Et il reste du boulot en la matière. Frédéric Simard, entomologiste médical spécialisé sur l’étude des moustiques vecteurs d’agents pathogènes pour l’homme à l’IRD, assure que la recherche sur ces insectes et les maladies qu’ils transmettent a été tout à fait insuffisante depuis la conception des insecticides chimiques. Notamment à partir de la découverte après-guerre des propriétés du DDT (dichlorodiphényltrichloroéthane) qui « a fait croire qu’on avait trouvé la solution au problème des moustiques ». L’historien de la protection de la nature Rémi Luglia confirme cet état de fait, valable également selon lui pour « les puces, les poux et les ravageurs des cultures » : « On a cru qu’on avait trouvé l’arme fatale contre tous les insectes dont on ne voulait pas. La conséquence est qu’on a fragilisé les écosystèmes car les insecticides ont tué aussi d’autres insectes, les prédateurs des insectes (dont les oiseaux)… Dans beaucoup de situations, on constate que, sans les insecticides, on risque, faute de prédateurs, des proliférations qu’on est peu habitués à gérer. »

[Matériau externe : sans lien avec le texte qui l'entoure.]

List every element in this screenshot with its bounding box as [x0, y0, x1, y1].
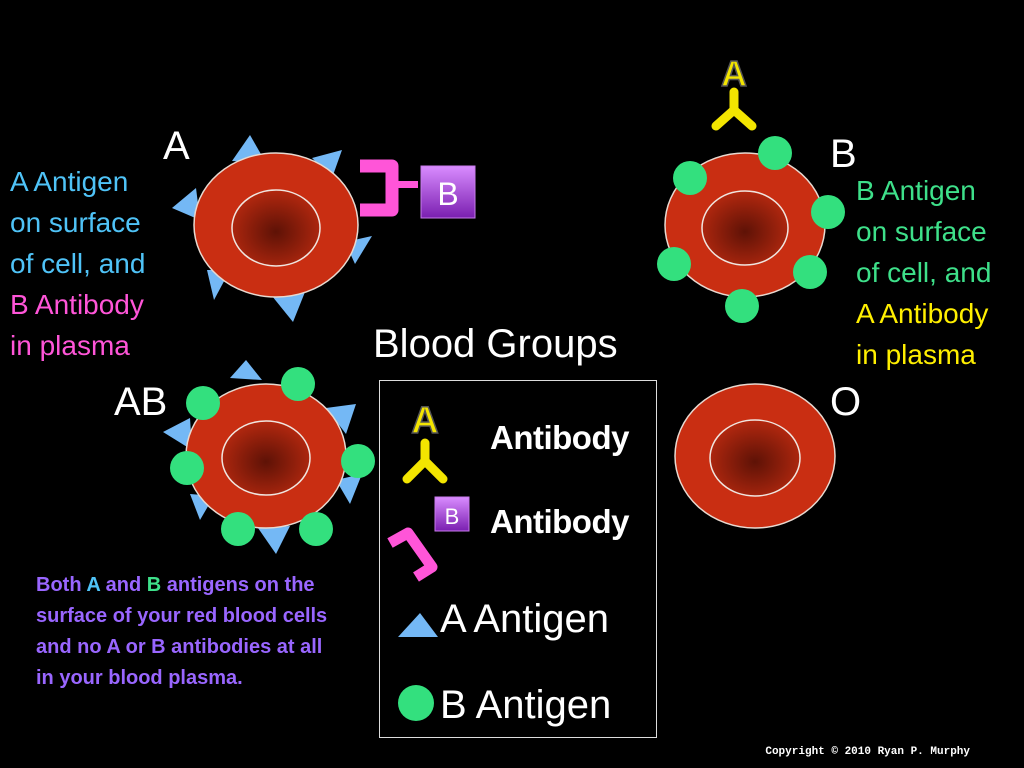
b-badge-letter: B	[437, 176, 458, 212]
ab-note-text: Both	[36, 574, 87, 596]
b-antigen-icon	[811, 195, 845, 229]
cell-b-antigens	[657, 136, 845, 323]
a-antigen-icon	[163, 418, 192, 450]
b-antigen-icon	[341, 444, 375, 478]
group-a-line-3: of cell, and	[10, 248, 146, 279]
group-ab-label: AB	[114, 380, 168, 424]
a-antigen-icon	[258, 526, 290, 554]
a-antigen-icon	[336, 474, 362, 504]
group-b-line-5: in plasma	[856, 339, 976, 370]
group-b-line-4: A Antibody	[856, 298, 989, 329]
cell-ab	[185, 383, 347, 529]
cell-ab-b-antigens	[170, 367, 375, 546]
group-o-label: O	[830, 380, 862, 424]
b-antigen-icon	[657, 247, 691, 281]
copyright: Copyright © 2010 Ryan P. Murphy	[765, 746, 970, 758]
legend-b-antibody-label: Antibody	[490, 503, 629, 540]
cell-a	[193, 152, 359, 298]
svg-text:A: A	[721, 53, 747, 94]
svg-text:B: B	[445, 504, 460, 529]
group-b-line-3: of cell, and	[856, 257, 992, 288]
group-a-line-5: in plasma	[10, 330, 130, 361]
b-antibody-badge: B	[420, 165, 476, 219]
b-antigen-icon	[725, 289, 759, 323]
ab-note-text: antigens on the surface of your red bloo…	[36, 574, 328, 689]
legend: A B Antibody Antibody A Antigen B Antige…	[379, 380, 657, 738]
group-a-label: A	[163, 124, 190, 168]
legend-a-antigen-icon	[398, 613, 438, 637]
svg-text:A: A	[411, 400, 438, 442]
b-antigen-icon	[186, 386, 220, 420]
group-a-line-4: B Antibody	[10, 289, 144, 320]
legend-b-antigen-icon	[398, 685, 434, 721]
cell-b	[664, 152, 826, 298]
group-b-label: B	[830, 132, 857, 176]
ab-note-b: B	[146, 574, 162, 596]
group-a-description: A Antigen on surface of cell, and B Anti…	[10, 161, 145, 366]
b-antigen-icon	[170, 451, 204, 485]
a-antigen-icon	[272, 292, 305, 322]
group-a-line-1: A Antigen	[10, 166, 129, 197]
ab-note-text: and	[100, 574, 147, 596]
b-antigen-icon	[793, 255, 827, 289]
b-antibody-icon	[360, 159, 418, 217]
ab-note-a: A	[86, 574, 101, 596]
group-a-line-2: on surface	[10, 207, 141, 238]
a-antigen-icon	[312, 150, 342, 178]
legend-b-antigen-label: B Antigen	[440, 683, 612, 727]
cell-o	[674, 383, 836, 529]
a-antigen-icon	[326, 404, 356, 434]
group-b-line-2: on surface	[856, 216, 987, 247]
cell-ab-a-antigens	[163, 360, 362, 554]
group-ab-description: Both A and B antigens on the surface of …	[36, 570, 336, 694]
b-antigen-icon	[221, 512, 255, 546]
page-title: Blood Groups	[373, 322, 618, 366]
b-antigen-icon	[758, 136, 792, 170]
legend-a-antigen-label: A Antigen	[440, 597, 610, 641]
a-antibody-icon: A	[711, 52, 757, 131]
b-antigen-icon	[281, 367, 315, 401]
a-antigen-icon	[172, 188, 200, 220]
group-b-description: B Antigen on surface of cell, and A Anti…	[856, 170, 991, 375]
b-antigen-icon	[299, 512, 333, 546]
legend-a-antibody-label: Antibody	[490, 419, 629, 456]
group-b-line-1: B Antigen	[856, 175, 976, 206]
a-antigen-icon	[230, 360, 262, 380]
legend-b-antibody-icon: B	[387, 496, 470, 582]
legend-icons: A B	[387, 399, 470, 721]
legend-a-antibody-icon: A	[402, 399, 448, 484]
b-antigen-icon	[673, 161, 707, 195]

Comment réagir, à quelques heures de la cérémonie d’ouverture des JO, face aux rustres, aux marauds et aux nuisibles ? On peut commencer par arrêter d’employer ce dernier terme, estime Mathieu de Flores, entomologiste à l’Opie (Office pour les insectes et leur environnement) : « Une espèce n’est pas nuisible par nature. Elle peut être nuisible à l’homme, ou plutôt à une partie de ses activités, mais on essaye de bannir ce terme de notre vocabulaire, parce qu’il est totalement anthropocentré. » Et si, pour cohabiter avec le moustique, il fallait commencer par se décentrer ? On va essayer.